Rachael and her husband are Reformed Baptists, but Rachael’s message is non-denominational.
Last May, on a warm, sunny evening, she visited New City Fellowship in Grand Rapids, Michigan.
Rachael’s message isn’t a pretty one, necessarily.
She wants people to be radically honest about abuse. To be willing to have difficult, uncomfortable conversations in their own communities. The kinds of conversations that can put relationships or jobs at risk.
Don’t just focus on the parts of her story that feel nice, she says. Like how she offered Larry Nassar forgiveness at his sentencing.

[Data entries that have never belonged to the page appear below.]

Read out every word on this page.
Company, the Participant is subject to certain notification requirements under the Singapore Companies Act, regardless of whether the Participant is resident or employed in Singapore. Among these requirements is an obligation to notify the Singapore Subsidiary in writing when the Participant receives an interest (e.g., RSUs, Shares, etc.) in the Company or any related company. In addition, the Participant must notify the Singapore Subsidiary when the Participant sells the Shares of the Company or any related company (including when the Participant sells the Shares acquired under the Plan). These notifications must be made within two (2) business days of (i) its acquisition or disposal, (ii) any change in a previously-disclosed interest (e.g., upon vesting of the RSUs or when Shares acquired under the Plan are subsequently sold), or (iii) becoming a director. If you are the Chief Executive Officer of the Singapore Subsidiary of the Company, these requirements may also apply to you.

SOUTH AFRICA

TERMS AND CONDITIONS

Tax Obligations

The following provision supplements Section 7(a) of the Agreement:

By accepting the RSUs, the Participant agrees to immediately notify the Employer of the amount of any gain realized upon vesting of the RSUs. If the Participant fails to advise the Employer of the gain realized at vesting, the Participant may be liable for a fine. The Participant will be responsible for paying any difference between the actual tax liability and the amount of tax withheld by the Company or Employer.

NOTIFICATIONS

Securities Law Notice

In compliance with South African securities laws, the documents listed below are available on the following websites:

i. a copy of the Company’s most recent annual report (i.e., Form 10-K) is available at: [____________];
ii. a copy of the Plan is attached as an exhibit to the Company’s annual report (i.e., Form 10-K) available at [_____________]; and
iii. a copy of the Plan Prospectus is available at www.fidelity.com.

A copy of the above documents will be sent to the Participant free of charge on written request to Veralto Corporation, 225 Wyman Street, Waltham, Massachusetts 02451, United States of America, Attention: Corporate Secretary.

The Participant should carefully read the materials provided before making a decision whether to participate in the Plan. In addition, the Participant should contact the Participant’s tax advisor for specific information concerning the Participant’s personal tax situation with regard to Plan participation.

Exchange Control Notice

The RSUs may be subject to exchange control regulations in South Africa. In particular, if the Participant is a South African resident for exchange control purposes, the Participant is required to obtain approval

“I found it very interesting that when I gave my victim impact statement, I delved deeply into the idea of God’s wrath and the pursuit of justice,” she told the congregation. “In fact, at that point I had dedicated a year and a half of solid, daily effort in the pursuit of justice at great personal cost to myself and my family. And yet, every single evangelical outlet that published or commented on any part of my statement discussed how Godly it was to offer forgiveness, but not one that I saw discussed how Godly it was to pursue justice.”
She told this congregation: God calls on you, as Christians, to speak up for the defenseless. To not hide or bury sexual abuse. To support victims who come forward.
After the speech, Rachael stood at the front of the church, greeting people, one at a time. There was a line all the way to the back of the church.
And this eight-month pregnant, superstar of a woman stood there for more than an hour. Shaking hands, hugging fellow survivors, listening patiently as people thanked her and shared their own stories of abuse or their own despair.
Rachael’s mom, Camille Moxin, sat nearby, watching her daughter. Camille said that at this point in this whole ordeal, things are a little easier — but then she stopped herself.
“Easier is probably not the right word to use,” she said. “I’m trying to think of what the right word would be.”
She thought for a moment.
“Yeah, I don’t know what that word would be because easier is not it.
But … it’s good to see it being able to be used for good.”
And at the end of the day, that’s what these women and girls want. For some part of this to be used for good.